Faculty who participated in the study were exposed to the instrument several times a month for six consecutive months and gave multiple monthly feedback sessions to residents. It is likely that repetitive exposure to the evaluation and feedback process explains the positive impact on faculty, even in the absence of targeted faculty training.
Improving faculty comfort and skill in providing feedback about professionalism is an imperative first step in increasing conversations with trainees about professional behaviors. This is also a necessary step in overcoming the many barriers that prevent faculty from providing trainees with feedback in general, and specifically about professionalism.
Measuring and enhancing the professionalism of physicians-in-training is important for several reasons. It has been demonstrated that unprofessional behavior in medical school, particularly irresponsibility and poor adaptability, predicts subsequent disciplinary action by state medical boards.18,19 Identifying unprofessional behaviors during training may allow for remediation and future monitoring. Further, the ACGME requires residency programs to implement curricula on professionalism and demonstrate that their graduates have professionalism “proficiency.”2
Our study has several important limitations. First, our intervention took place at a single academic center and generalizability to other settings is unknown. Second, our sample size was small and we lacked statistical power to detect small differences in attitudes. Despite these limitations, we had an excellent response rate to our survey and we were able to demonstrate a significant effect of our intervention.
Perhaps the greatest limitation to our study is the lack of a control group, which was omitted for logistical reasons.
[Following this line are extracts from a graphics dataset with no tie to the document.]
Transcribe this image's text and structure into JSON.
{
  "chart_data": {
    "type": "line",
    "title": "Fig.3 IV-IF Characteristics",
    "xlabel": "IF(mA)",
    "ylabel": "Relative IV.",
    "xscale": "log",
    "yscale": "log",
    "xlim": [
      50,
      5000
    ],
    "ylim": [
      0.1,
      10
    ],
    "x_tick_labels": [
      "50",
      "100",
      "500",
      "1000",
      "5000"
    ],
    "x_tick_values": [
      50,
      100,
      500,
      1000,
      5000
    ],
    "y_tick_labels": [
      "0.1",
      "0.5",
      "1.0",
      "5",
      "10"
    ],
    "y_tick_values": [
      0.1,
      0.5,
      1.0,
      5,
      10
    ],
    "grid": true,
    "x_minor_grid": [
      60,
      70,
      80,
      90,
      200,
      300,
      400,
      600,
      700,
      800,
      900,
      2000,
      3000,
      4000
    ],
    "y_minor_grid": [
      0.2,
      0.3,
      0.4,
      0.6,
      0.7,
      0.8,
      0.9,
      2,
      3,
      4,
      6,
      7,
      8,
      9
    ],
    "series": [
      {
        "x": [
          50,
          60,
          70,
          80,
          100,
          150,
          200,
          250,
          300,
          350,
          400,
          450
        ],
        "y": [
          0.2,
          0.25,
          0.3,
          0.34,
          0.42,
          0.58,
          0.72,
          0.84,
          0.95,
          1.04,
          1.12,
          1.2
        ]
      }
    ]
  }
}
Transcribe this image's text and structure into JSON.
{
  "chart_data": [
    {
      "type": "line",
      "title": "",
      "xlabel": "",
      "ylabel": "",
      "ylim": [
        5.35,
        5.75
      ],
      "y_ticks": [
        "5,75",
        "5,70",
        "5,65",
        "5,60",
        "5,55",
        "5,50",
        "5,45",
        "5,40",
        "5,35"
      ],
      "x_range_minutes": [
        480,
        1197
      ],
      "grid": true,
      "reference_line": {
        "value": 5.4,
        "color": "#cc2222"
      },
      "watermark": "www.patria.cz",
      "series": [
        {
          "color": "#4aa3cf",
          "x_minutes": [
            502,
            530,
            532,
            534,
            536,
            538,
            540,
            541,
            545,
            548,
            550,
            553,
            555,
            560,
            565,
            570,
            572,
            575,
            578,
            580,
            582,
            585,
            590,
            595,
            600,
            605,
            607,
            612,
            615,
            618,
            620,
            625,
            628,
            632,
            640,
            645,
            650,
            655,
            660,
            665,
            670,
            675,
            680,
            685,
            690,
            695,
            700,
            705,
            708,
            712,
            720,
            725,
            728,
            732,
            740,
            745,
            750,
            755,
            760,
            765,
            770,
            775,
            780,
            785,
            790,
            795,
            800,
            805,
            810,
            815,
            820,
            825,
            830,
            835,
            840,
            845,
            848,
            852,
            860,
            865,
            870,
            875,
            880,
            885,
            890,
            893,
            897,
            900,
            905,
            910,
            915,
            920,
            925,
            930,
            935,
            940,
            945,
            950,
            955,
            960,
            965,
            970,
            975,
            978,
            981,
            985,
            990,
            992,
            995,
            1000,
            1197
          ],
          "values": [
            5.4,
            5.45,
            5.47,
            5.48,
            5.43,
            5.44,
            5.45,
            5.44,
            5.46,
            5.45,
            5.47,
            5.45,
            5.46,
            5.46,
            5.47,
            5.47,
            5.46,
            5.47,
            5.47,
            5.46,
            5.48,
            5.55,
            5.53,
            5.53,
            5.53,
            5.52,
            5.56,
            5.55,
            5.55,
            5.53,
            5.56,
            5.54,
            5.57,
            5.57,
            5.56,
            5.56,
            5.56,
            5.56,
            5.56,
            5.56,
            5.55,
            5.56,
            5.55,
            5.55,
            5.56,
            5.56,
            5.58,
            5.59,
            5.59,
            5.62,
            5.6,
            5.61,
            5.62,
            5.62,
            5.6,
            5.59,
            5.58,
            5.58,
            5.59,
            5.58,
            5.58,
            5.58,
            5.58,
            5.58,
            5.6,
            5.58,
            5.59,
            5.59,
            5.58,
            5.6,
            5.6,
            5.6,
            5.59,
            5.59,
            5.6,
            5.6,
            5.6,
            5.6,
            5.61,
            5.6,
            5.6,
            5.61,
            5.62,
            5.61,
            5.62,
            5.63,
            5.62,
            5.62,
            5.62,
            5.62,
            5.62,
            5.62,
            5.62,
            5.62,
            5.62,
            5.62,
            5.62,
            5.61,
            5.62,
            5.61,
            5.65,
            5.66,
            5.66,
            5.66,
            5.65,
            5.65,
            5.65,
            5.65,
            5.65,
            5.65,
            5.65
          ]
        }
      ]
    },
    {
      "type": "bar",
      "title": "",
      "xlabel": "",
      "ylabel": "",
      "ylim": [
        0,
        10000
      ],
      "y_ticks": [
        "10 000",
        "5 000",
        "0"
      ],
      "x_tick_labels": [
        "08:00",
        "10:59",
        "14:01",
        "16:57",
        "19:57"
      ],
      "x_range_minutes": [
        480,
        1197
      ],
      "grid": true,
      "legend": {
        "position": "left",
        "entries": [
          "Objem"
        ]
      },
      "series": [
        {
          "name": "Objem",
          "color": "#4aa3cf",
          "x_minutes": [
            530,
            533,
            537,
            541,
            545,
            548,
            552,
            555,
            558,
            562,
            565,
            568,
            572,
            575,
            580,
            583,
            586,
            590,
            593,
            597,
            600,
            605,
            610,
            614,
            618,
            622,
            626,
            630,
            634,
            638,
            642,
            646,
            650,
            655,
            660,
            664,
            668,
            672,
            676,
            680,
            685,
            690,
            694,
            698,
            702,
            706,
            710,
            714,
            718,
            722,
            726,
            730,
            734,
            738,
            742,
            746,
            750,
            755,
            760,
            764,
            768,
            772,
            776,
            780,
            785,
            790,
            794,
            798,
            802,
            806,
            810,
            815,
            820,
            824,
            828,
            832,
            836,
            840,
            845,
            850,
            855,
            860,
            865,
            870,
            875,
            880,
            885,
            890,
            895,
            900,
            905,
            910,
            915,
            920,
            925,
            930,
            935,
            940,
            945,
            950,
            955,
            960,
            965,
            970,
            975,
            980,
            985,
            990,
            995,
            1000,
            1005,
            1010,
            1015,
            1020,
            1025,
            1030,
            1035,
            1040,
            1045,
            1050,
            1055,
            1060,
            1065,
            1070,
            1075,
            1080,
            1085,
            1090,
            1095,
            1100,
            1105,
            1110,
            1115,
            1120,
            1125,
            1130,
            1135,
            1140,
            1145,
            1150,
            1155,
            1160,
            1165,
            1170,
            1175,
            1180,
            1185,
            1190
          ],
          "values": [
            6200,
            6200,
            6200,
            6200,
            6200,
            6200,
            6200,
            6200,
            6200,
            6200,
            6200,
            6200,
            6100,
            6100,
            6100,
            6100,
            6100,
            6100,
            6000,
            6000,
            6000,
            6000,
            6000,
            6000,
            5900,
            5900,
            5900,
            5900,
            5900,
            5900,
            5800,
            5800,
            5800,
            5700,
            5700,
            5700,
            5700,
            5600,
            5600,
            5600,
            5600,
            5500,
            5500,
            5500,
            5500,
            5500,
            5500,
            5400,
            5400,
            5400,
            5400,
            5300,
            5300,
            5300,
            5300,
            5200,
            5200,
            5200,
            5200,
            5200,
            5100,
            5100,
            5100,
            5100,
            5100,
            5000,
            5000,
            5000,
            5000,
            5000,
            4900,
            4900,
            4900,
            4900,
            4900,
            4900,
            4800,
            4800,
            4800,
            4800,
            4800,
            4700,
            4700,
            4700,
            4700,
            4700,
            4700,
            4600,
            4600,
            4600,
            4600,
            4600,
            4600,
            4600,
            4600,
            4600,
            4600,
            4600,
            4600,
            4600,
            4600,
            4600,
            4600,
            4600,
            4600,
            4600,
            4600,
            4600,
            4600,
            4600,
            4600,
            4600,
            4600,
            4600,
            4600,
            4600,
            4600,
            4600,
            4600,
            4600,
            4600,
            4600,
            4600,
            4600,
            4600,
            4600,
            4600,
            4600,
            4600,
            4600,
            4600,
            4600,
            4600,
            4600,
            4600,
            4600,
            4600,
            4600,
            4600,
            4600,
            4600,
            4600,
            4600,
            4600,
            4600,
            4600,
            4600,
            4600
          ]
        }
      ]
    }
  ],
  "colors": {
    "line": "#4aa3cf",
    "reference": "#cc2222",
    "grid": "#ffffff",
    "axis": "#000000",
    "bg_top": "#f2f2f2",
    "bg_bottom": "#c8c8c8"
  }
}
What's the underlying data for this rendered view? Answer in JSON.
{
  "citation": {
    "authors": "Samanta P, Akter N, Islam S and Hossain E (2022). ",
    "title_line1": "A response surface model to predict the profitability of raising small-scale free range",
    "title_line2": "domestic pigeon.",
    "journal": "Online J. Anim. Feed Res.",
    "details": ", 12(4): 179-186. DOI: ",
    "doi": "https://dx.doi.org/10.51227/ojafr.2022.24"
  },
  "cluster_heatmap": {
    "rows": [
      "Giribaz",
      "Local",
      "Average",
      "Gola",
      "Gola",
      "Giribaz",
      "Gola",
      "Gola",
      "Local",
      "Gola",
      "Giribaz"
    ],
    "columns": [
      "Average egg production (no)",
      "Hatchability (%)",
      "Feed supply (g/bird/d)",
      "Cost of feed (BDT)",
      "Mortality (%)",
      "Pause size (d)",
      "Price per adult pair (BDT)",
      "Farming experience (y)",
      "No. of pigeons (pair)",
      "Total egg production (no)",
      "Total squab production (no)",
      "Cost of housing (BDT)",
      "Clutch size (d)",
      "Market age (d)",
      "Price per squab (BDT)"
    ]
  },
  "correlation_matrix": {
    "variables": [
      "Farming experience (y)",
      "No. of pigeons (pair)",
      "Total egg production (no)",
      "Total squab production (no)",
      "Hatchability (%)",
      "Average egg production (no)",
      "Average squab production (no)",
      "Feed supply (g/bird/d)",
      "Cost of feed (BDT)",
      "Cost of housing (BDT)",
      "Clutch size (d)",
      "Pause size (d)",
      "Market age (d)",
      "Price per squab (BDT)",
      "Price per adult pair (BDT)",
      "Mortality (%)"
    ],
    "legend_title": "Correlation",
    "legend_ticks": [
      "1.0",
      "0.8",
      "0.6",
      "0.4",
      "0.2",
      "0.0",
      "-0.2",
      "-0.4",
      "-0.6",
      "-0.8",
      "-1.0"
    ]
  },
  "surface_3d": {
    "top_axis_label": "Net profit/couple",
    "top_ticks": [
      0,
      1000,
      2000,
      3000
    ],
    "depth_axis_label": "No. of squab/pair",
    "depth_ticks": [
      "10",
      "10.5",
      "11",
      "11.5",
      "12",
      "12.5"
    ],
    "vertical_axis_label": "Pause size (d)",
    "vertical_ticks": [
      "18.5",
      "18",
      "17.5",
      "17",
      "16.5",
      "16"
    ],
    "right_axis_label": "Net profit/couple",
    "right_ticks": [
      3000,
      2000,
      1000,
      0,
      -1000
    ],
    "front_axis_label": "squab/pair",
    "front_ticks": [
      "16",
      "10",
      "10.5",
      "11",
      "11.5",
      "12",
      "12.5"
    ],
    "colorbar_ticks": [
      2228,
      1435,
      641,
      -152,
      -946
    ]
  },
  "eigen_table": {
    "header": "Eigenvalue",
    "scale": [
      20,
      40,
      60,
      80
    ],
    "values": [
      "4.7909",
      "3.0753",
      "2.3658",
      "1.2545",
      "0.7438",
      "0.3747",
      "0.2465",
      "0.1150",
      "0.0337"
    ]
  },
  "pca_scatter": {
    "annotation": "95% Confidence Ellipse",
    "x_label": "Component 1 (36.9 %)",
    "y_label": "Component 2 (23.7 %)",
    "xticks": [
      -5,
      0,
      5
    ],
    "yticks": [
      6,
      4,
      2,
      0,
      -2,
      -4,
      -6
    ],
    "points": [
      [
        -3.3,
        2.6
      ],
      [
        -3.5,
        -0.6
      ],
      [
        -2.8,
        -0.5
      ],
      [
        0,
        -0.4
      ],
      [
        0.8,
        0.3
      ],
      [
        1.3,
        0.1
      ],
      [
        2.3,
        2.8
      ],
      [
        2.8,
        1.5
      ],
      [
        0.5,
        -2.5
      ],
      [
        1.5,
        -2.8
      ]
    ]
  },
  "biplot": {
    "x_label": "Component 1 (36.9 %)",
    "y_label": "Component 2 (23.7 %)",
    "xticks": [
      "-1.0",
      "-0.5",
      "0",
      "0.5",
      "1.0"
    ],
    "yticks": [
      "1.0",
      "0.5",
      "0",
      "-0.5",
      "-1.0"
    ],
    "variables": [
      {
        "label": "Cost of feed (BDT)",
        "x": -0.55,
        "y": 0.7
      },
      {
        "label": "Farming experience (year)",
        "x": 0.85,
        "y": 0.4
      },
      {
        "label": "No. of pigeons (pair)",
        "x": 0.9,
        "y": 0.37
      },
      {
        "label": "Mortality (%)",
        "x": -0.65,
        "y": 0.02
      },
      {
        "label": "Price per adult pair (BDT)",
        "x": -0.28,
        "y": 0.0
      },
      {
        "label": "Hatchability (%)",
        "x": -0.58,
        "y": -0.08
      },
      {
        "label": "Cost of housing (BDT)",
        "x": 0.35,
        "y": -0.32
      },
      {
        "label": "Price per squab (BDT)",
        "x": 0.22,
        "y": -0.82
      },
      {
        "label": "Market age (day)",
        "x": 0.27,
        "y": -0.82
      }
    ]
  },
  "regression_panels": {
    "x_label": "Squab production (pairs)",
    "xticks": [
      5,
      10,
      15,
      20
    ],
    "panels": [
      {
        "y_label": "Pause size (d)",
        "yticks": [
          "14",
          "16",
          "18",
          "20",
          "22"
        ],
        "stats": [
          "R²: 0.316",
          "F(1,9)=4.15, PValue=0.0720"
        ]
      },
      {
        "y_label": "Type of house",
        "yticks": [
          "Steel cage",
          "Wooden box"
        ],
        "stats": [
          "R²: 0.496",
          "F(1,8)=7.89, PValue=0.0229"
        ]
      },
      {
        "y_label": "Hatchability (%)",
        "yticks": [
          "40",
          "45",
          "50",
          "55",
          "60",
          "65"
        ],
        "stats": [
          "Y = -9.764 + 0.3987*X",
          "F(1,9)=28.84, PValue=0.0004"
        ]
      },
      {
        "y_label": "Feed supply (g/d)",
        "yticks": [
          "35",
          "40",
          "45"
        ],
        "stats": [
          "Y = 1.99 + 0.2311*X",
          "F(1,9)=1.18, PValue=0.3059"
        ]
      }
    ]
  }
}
The number of core faculty who provide resident feedback was too small to divide further into control and intervention groups without severely limiting our statistical power to determine differences between groups. With our encouraging preliminary results, designing a follow-up study to include a control group is an anticipated next step.
This pilot program is a first step in evaluating and improving the professionalism of IM residents in our program and in developing an expectation that faculty give feedback about professional behaviors. Moving forward, we will evaluate the impact of professionalism assessments on resident attitudes. We hope that ongoing measurement of professional behaviors will continue to increase discussions about professionalism and positively impact faculty and resident attitudes.
The authors thank the NBME® for use of the Assessment of Professional Behaviors instrument and Dr. Stephen Clyman, Margaret Farrell, and Dr. Matthew Holtman for their assistance in the planning, implementation, and design of this project. We are grateful for the assistance of the staff and faculty at Internal Medicine Associates and the residents in the Internal Medicine Residency Program at Mount Sinai Medical Center.
Conflicts of interest
Dr. Stark was supported by grants from the Empire Clinical Research Investigator Program, New York State Department of Health and U.S. Department of Health and Human Services, Health Resources and Services Administration CFDA 93–895.